中藥復方調治冠心病的優勢日漸突出，加味丹參飲化裁于陳修園所著《時方歌括》中的丹參飲，由丹參、黃芪、檀香、赤芍、川芎、當歸、紅花和生地黃組成，具有益氣健脾、活血化瘀的功效，臨床應用療效顯著[5-7]。研究證實，該方通過多環節、多靶點、多層次調控細胞凋亡、抗炎等途徑減輕MIRI，尤其是在改善癥狀方面潛力巨大，但其多環節、多靶點作用的確切機制尚未清晰[5-8]。

網絡藥理學是醫學、生物學、信息學等多學科理論與研究手段整合的結果，能夠系統綜合地反映藥物對疾病網絡的干預機制[9-10]。這與中醫藥論治的整體動態性原則及復方多成分、多靶點、多途徑互相作用的特點有很強的趨同性。為此，網絡藥理學成為研究中藥復方作用機制嶄新而有效的技術支持，進一步幫助揭示中藥復方科學內涵，傳承、發展和完善中醫藥理論[11-12]。

故本研究基于網絡藥理學技術方法，探究加味丹參飲預防MIRI的分子機制，并進行動物實驗驗證，為后續更進一步研究提供必要的理論與實驗基礎。

1 方法

1.1 ?加味丹參飲成分靶點搜集及藥物-成分-靶點網絡圖的構建

使用TCMSP數據庫（http：//lsp.nwu.edu.cn/tcmsp.php）檢索加味丹參飲復方組成藥物的活性成分。根據中藥成分藥代動力學參數篩選活性成分，以口服生物利用度≥30%和類藥性≥0.18為限定條件。
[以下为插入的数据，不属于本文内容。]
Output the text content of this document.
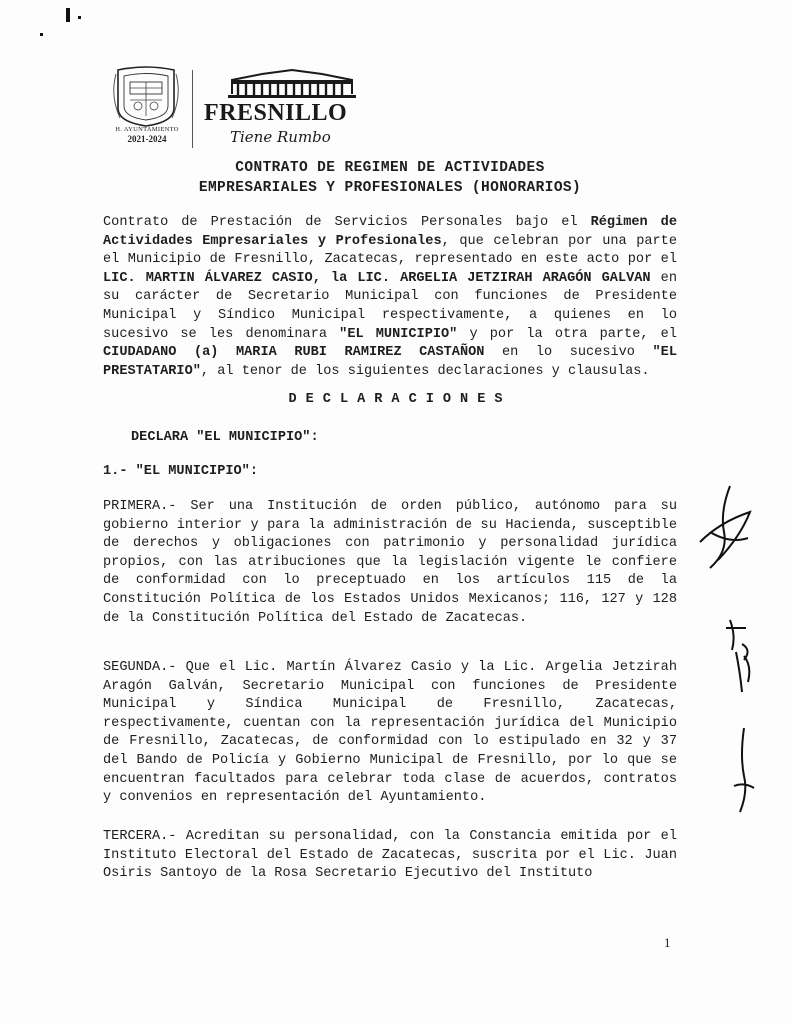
H. AYUNTAMIENTO
2021-2024
FRESNILLO
Tiene Rumbo
CONTRATO DE REGIMEN DE ACTIVIDADES
EMPRESARIALES Y PROFESIONALES (HONORARIOS)
Contrato de Prestación de Servicios Personales bajo el Régimen de Actividades Empresariales y Profesionales, que celebran por una parte el Municipio de Fresnillo, Zacatecas, representado en este acto por el LIC. MARTIN ÁLVAREZ CASIO, la LIC. ARGELIA JETZIRAH ARAGÓN GALVAN en su carácter de Secretario Municipal con funciones de Presidente Municipal y Síndico Municipal respectivamente, a quienes en lo sucesivo se les denominara "EL MUNICIPIO" y por la otra parte, el CIUDADANO (a) MARIA RUBI RAMIREZ CASTAÑON en lo sucesivo "EL PRESTATARIO", al tenor de los siguientes declaraciones y clausulas.
DECLARACIONES
DECLARA "EL MUNICIPIO":
1.- "EL MUNICIPIO":
PRIMERA.- Ser una Institución de orden público, autónomo para su gobierno interior y para la administración de su Hacienda, susceptible de derechos y obligaciones con patrimonio y personalidad jurídica propios, con las atribuciones que la legislación vigente le confiere de conformidad con lo preceptuado en los artículos 115 de la Constitución Política de los Estados Unidos Mexicanos; 116, 127 y 128 de la Constitución Política del Estado de Zacatecas.
SEGUNDA.- Que el Lic. Martín Álvarez Casio y la Lic. Argelia Jetzirah Aragón Galván, Secretario Municipal con funciones de Presidente Municipal y Síndica Municipal de Fresnillo, Zacatecas, respectivamente, cuentan con la representación jurídica del Municipio de Fresnillo, Zacatecas, de conformidad con lo estipulado en 32 y 37 del Bando de Policía y Gobierno Municipal de Fresnillo, por lo que se encuentran facultados para celebrar toda clase de acuerdos, contratos y convenios en representación del Ayuntamiento.
TERCERA.- Acreditan su personalidad, con la Constancia emitida por el Instituto Electoral del Estado de Zacatecas, suscrita por el Lic. Juan Osiris Santoyo de la Rosa Secretario Ejecutivo del Instituto
1
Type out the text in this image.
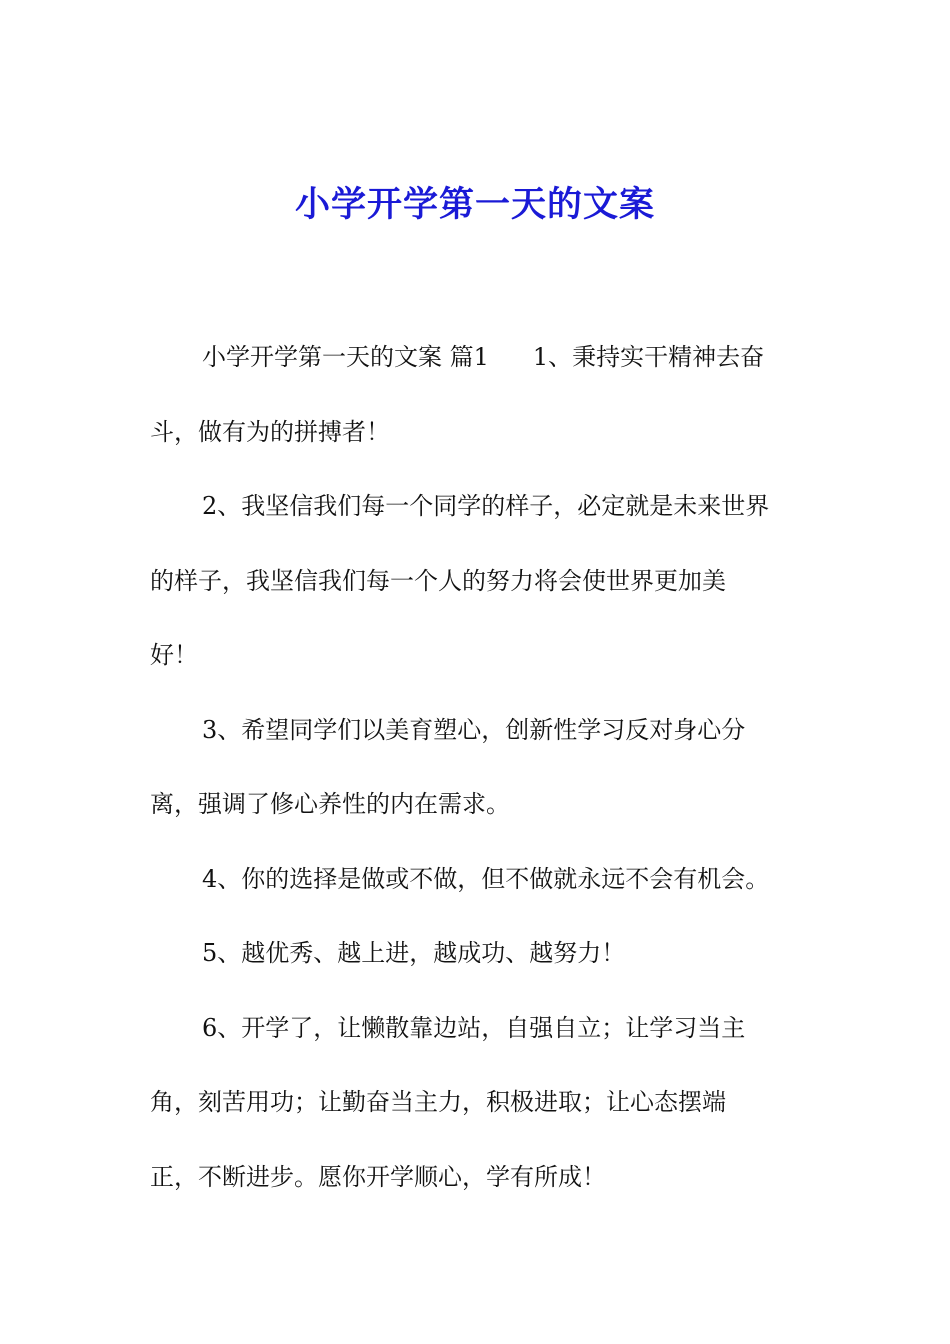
小学开学第一天的文案
小学开学第一天的文案 篇1 1、秉持实干精神去奋
斗，做有为的拼搏者！
2、我坚信我们每一个同学的样子，必定就是未来世界
的样子，我坚信我们每一个人的努力将会使世界更加美
好！
3、希望同学们以美育塑心，创新性学习反对身心分
离，强调了修心养性的内在需求。
4、你的选择是做或不做，但不做就永远不会有机会。
5、越优秀、越上进，越成功、越努力！
6、开学了，让懒散靠边站，自强自立；让学习当主
角，刻苦用功；让勤奋当主力，积极进取；让心态摆端
正，不断进步。愿你开学顺心，学有所成！
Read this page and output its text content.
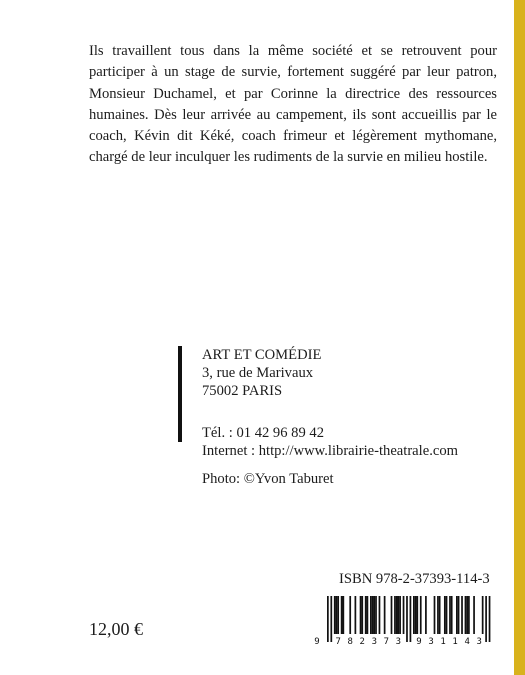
Ils travaillent tous dans la même société et se retrouvent pour participer à un stage de survie, fortement suggéré par leur patron, Monsieur Duchamel, et par Corinne la directrice des ressources humaines. Dès leur arrivée au campement, ils sont accueillis par le coach, Kévin dit Kéké, coach frimeur et légèrement mythomane, chargé de leur inculquer les rudiments de la survie en milieu hostile.

ART ET COMÉDIE
3, rue de Marivaux
75002 PARIS
Tél. : 01 42 96 89 42
Internet : http://www.librairie-theatrale.com
Photo: ©Yvon Taburet
ISBN 978-2-37393-114-3
9 7 8 2 3 7 3 9 3 1 1 4 3
12,00 €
從TCMSP數據庫收集該藥對的潛在作用靶點，通過SWISS數據庫（http：//www.gpmaw.com/html/swissprot.html）篩選P≥0.6的靶點進行補充，并通過文獻檢索補充，全面搜集，并使用UniProt數據庫（http：//www.uniprot.org/uniprot/）將靶點蛋白英文名統一規范為基因名稱。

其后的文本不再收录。